Woodinville banker, athletes kick off Special Olympics fundraiser

From left, Cheri Ball, Molly Borchers, Teresa Bruce and Melanie Patterson with the new computer game that will support Special Olympics.

special olympics The Seafirst Volunteers are offering a new idea for a holiday gift: a hand-held computer game benefiting the Washington Special Olympics.
   Special Olympics athletes Cheri Ball, Molly Borchers, and Melanie Patterson, all of Woodinville, joined Teresa Bruce, a personal banker in Seafirst's Woodinville Branch, in kicking off the statewide fundraiser, which is to support local Special Olympics programs.

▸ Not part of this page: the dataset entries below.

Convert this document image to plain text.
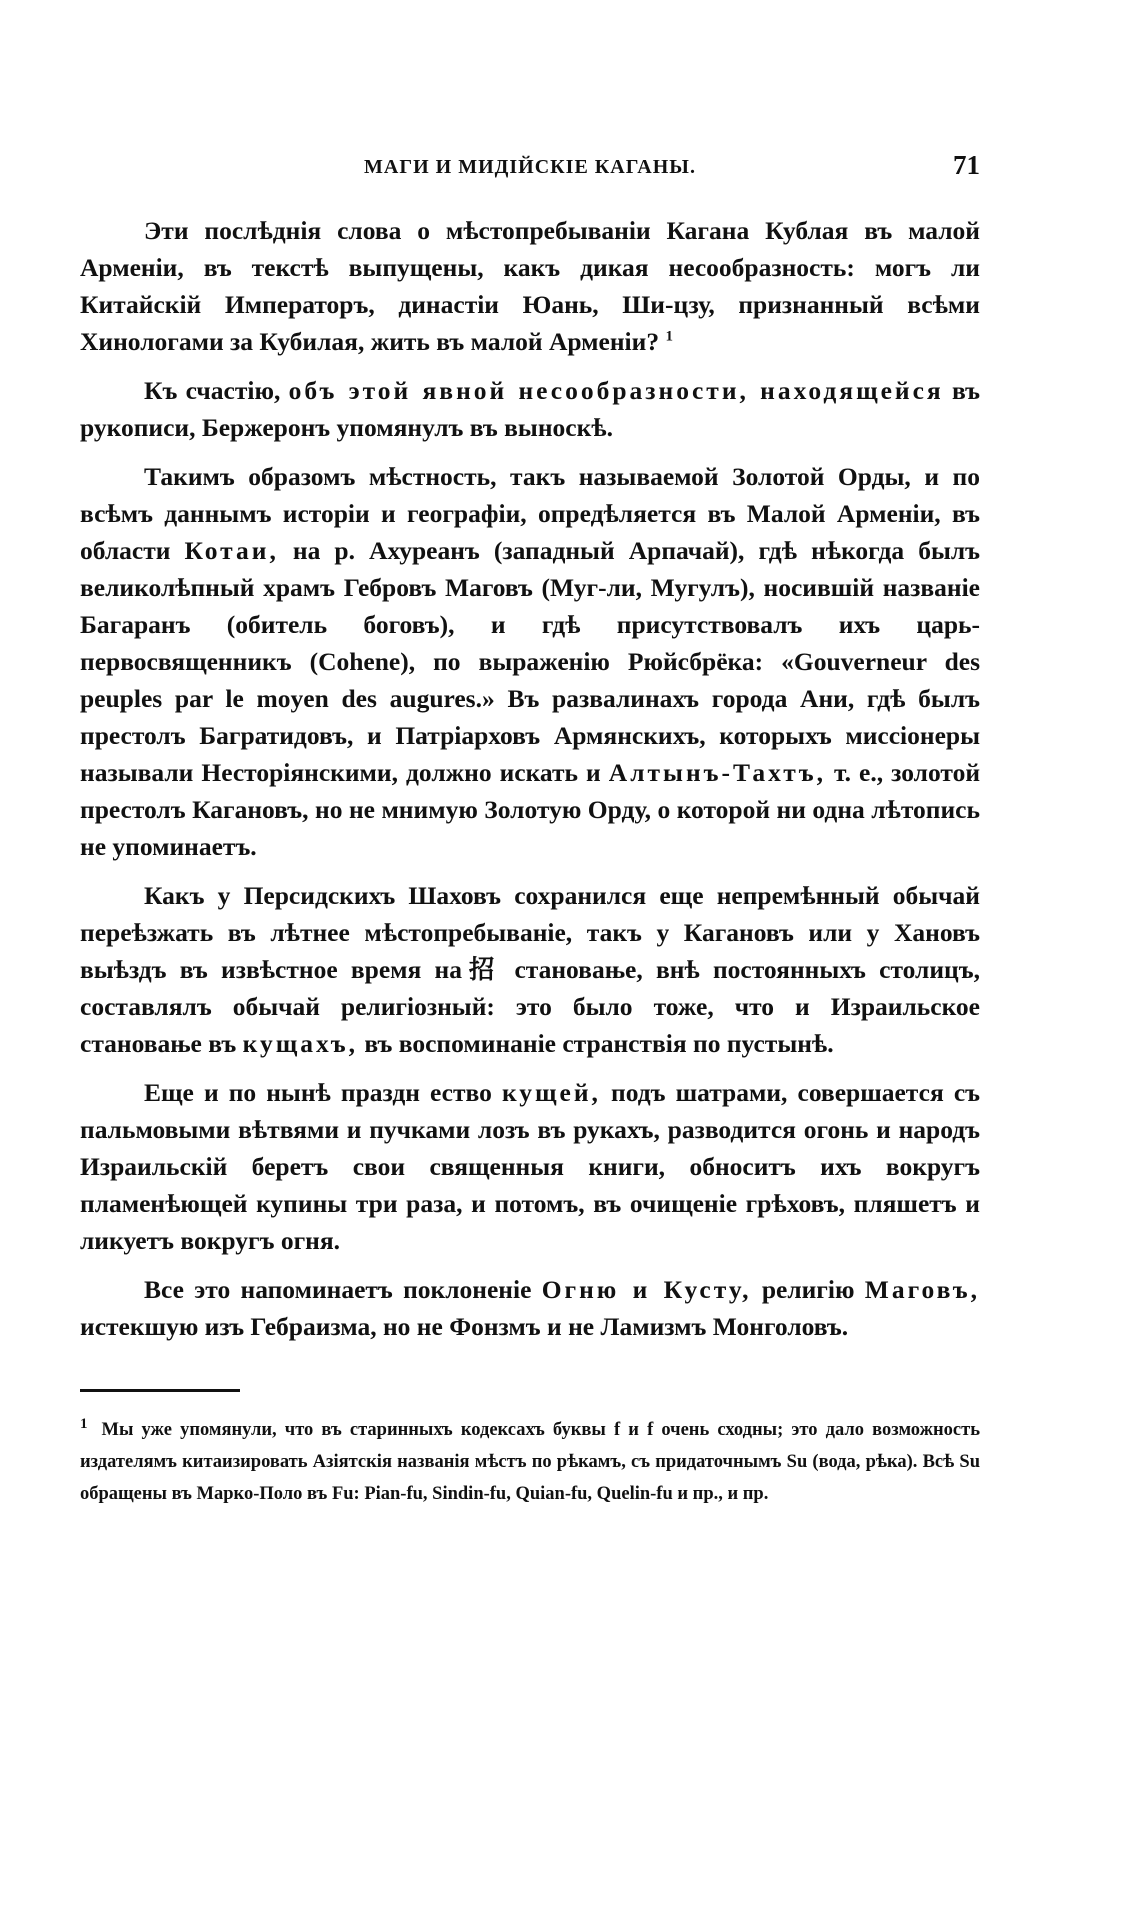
МАГИ И МИДІЙСКІЕ КАГАНЫ.	71

Эти послѣднія слова о мѣстопребываніи Кагана Кублая въ малой Арменіи, въ текстѣ выпущены, какъ дикая несообразность: могъ ли Китайскій Императоръ, династіи Юань, Ши-цзу, признанный всѣми Хинологами за Кубилая, жить въ малой Арменіи? $^1$

Къ счастію, объ этой явной несообразности, находящейся въ рукописи, Бержеронъ упомянулъ въ выноскѣ.

Такимъ образомъ мѣстность, такъ называемой Золотой Орды, и по всѣмъ даннымъ исторіи и географіи, опредѣляется въ Малой Арменіи, въ области Котаи, на р. Ахуреанъ (западный Арпачай), гдѣ нѣкогда былъ великолѣпный храмъ Гебровъ Маговъ (Муг-ли, Мугулъ), носившій названіе Багаранъ (обитель боговъ), и гдѣ присутствовалъ ихъ царь-первосвященникъ (Cohene), по выраженію Рюйсбрёка: «Gouverneur des peuples par le moyen des augures.» Въ развалинахъ города Ани, гдѣ былъ престолъ Багратидовъ, и Патріарховъ Армянскихъ, которыхъ миссіонеры называли Несторіянскими, должно искать и Алтынъ-Тахтъ, т. е., золотой престолъ Кагановъ, но не мнимую Золотую Орду, о которой ни одна лѣтопись не упоминаетъ.

Какъ у Персидскихъ Шаховъ сохранился еще непремѣнный обычай переѣзжать въ лѣтнее мѣстопребываніе, такъ у Кагановъ или у Хановъ выѣздъ въ извѣстное время на招 становање, внѣ постоянныхъ столицъ, составлялъ обычай религіозный: это было тоже, что и Израильское становање въ кущахъ, въ воспоминаніе странствія по пустынѣ.

Еще и по нынѣ праздн ество кущей, подъ шатрами, совершается съ пальмовыми вѣтвями и пучками лозъ въ рукахъ, разводится огонь и народъ Израильскій беретъ свои священныя книги, обноситъ ихъ вокругъ пламенѣющей купины три раза, и потомъ, въ очищеніе грѣховъ, пляшетъ и ликуетъ вокругъ огня.

Все это напоминаетъ поклоненіе Огню и Кусту, религію Маговъ, истекшую изъ Гебраизма, но не Фонзмъ и не Ламизмъ Монголовъ.

$^1$ Мы уже упомянули, что въ старинныхъ кодексахъ буквы f и f очень сходны; это дало возможность издателямъ китаизировать Азіятскія названія мѣстъ по рѣкамъ, съ придаточнымъ Su (вода, рѣка). Всѣ Su обращены въ Марко-Поло въ Fu: Pian-fu, Sindin-fu, Quian-fu, Quelin-fu и пр., и пр.
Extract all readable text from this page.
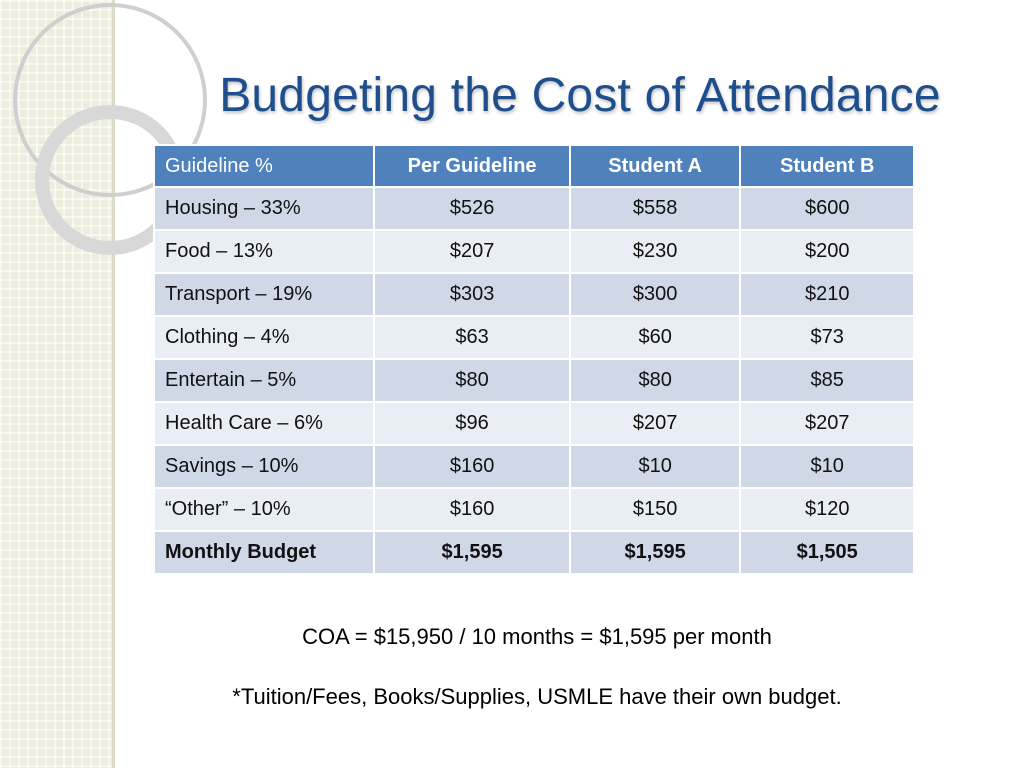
Budgeting the Cost of Attendance
Guideline %	Per Guideline	Student A	Student B
Housing – 33%	$526	$558	$600
Food – 13%	$207	$230	$200
Transport – 19%	$303	$300	$210
Clothing – 4%	$63	$60	$73
Entertain – 5%	$80	$80	$85
Health Care – 6%	$96	$207	$207
Savings – 10%	$160	$10	$10
“Other” – 10%	$160	$150	$120
Monthly Budget	$1,595	$1,595	$1,505
COA = $15,950 / 10 months = $1,595 per month
*Tuition/Fees, Books/Supplies, USMLE have their own budget.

   "Seafirst's hand-held game features 14 games in one, complete with sound effects," said Bruce. The game sells for $19.75.
   "Proceeds will help Special Olympics athletes hone their athletic skills, while having fun in the process," Bruce said.
   Ball and Patterson, both 17, most recently competed in track & field and bowling at the 1995 Special Olympics games. Borchers, 18, competed in track & field.
   To order Seafirst's limited-edition computer game, call 1-800-253-1466, or stop by the Seafirst Store in the Columbia Seafirst Center.
   More than 4,000 of the bank's employees are Seafirst Volunteers, a bank-wide effort supporting local agencies ranging in scope from early childhood education to community development.
   Last year, the group raised more than $10,000 to fight domestic violence by creating and selling "The Bite of Seafirst," a compilation cookbook of favorite employee recipes. They also completed 125 group projects in 1994 and responded to nearly 300 individual volunteer opportunities.
   Special Olympics provides year-round training and athletic competition in a variety of Olympic-type sports for all children and adults with developmental disabilities, giving them continuing opportunities to develop physical fitness, demonstrate courage, experience joy and participate in a sharing of gifts, skills and friendships with their families, other Special Olympians and the community.
   Supported entirely by private donations, Washington Special Olympics pays all competition-related expenses. There is no cost to athletes.